Expectation risk: after multiple quarters of beats, investors may re-rate the stock if execution becomes less predictable.

Volatility risk: regardless of fundamentals, a -9.71% earnings-day move frequently increases short-term technical pressure.

Conclusion

The fourth quarter of SPGI was a recalibration rather than a narrative collapse. Although revenue exceeded projections, the stock was repriced after an EPS shortfall ended a multi-quarter streak of clear outperformance. Currently, the setup depends on how well FY26 is executed.
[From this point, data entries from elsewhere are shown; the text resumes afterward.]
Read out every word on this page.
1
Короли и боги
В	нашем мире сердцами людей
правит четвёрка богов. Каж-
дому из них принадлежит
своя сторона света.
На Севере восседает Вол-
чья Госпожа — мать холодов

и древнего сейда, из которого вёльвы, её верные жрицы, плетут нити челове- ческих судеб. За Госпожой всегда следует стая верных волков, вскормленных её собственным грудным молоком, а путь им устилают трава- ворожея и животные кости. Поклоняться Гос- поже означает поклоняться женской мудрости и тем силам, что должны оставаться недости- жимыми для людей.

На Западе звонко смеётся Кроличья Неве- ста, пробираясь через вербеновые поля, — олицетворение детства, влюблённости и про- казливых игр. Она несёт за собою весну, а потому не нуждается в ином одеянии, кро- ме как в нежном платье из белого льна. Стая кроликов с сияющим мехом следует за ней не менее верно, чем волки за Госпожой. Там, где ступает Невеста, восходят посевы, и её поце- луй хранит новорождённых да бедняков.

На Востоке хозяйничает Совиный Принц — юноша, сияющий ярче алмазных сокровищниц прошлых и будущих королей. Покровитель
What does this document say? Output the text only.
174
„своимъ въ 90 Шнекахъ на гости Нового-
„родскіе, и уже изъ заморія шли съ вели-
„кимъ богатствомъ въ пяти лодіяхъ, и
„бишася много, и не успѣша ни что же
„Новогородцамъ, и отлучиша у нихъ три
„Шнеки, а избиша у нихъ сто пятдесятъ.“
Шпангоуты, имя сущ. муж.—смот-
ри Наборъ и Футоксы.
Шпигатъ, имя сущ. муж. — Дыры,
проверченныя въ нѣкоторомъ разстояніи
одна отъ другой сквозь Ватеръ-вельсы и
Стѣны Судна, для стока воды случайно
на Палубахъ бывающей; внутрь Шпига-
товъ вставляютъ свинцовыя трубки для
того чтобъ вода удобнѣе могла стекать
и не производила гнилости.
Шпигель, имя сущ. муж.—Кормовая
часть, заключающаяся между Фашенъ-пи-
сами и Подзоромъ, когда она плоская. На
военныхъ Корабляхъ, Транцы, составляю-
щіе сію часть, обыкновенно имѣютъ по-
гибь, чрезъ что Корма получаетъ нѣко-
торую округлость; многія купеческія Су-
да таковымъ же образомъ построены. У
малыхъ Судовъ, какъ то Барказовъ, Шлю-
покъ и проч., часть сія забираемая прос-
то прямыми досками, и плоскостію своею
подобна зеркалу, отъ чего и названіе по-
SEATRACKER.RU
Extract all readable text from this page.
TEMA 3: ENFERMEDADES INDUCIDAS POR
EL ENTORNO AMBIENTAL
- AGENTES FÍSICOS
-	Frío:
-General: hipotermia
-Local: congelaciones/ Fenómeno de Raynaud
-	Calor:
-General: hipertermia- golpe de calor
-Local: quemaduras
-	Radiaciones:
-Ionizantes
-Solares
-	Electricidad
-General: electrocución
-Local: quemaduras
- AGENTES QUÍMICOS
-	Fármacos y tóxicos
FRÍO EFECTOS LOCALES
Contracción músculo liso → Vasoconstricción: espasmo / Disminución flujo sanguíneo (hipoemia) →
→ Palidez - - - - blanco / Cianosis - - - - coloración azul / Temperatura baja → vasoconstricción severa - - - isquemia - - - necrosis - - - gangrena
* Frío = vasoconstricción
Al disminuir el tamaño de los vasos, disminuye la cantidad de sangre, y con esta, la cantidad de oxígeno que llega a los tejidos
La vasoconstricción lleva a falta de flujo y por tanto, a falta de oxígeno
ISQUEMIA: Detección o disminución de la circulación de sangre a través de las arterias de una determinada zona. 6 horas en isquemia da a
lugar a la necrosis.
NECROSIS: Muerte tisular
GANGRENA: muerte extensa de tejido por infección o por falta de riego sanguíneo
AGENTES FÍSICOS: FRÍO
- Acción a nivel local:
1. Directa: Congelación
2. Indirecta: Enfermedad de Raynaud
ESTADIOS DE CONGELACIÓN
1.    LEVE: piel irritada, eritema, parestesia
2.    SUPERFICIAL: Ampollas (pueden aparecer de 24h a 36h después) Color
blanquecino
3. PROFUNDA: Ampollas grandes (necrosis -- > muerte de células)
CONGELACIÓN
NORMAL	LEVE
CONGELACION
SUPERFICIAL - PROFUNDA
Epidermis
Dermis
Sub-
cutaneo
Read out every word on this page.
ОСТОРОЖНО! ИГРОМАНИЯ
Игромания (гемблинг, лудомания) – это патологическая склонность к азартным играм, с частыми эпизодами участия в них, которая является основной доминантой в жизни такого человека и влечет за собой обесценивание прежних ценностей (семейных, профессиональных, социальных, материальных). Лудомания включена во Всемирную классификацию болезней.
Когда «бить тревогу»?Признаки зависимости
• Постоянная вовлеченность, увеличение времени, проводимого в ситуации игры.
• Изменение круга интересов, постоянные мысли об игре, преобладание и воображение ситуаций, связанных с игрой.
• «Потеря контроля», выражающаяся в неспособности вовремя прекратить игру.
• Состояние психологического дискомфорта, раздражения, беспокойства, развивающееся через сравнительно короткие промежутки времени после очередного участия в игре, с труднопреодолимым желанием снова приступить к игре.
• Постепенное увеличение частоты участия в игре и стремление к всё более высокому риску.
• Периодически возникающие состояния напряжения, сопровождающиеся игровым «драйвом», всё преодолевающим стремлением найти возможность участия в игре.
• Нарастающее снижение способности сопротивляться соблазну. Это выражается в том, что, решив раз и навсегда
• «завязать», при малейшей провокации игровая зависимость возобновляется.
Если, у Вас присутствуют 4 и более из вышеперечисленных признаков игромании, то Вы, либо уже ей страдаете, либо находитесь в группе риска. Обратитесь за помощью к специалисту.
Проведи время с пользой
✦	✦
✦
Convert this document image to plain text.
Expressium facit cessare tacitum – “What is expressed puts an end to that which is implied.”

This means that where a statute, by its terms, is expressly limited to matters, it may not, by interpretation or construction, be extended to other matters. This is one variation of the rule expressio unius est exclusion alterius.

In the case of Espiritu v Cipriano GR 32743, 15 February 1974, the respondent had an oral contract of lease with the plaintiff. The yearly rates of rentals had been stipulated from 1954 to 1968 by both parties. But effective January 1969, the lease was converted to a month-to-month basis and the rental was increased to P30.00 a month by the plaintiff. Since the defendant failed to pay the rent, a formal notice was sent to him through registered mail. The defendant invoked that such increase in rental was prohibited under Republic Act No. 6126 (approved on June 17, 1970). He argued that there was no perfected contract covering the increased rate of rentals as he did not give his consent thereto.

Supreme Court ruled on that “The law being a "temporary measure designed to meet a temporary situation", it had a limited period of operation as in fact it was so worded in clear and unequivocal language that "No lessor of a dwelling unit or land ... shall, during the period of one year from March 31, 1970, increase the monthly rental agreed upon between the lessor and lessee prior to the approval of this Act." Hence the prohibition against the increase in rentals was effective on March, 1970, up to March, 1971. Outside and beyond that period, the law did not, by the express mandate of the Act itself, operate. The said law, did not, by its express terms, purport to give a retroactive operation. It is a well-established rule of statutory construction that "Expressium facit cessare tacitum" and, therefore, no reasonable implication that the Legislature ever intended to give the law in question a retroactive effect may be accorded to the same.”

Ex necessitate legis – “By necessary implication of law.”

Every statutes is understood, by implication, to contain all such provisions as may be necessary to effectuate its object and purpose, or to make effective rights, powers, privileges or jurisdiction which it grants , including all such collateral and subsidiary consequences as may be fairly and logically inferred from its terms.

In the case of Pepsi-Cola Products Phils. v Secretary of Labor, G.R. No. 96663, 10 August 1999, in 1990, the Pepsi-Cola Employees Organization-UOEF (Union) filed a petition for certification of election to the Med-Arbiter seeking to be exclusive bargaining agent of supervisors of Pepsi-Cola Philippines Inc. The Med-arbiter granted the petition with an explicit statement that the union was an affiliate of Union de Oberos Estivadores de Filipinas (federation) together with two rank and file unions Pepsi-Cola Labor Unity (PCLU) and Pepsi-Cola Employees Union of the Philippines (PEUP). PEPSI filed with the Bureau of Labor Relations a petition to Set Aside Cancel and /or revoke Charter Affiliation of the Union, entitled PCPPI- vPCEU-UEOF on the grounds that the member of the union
If management can demonstrate that profit conversion is stabilizing while the subscription engine remains operational, the abrupt de-rating may begin to normalize; if not, the market may continue to discount the company until the quality of earnings improves.

Shariah compliance lens.

A company activity profile that is primarily acceptable (99.48% Halal), with a little non-Halal portion (0.45%) and minimal dubious exposure (0.07%), supports S&P Global's Shariah screening result of Pass. The balance-sheet measures on financial screens also stay comfortably within standard ranges, with interest-bearing debt at 8.21% and interest-bearing securities & assets at 1.21% (both below 30%).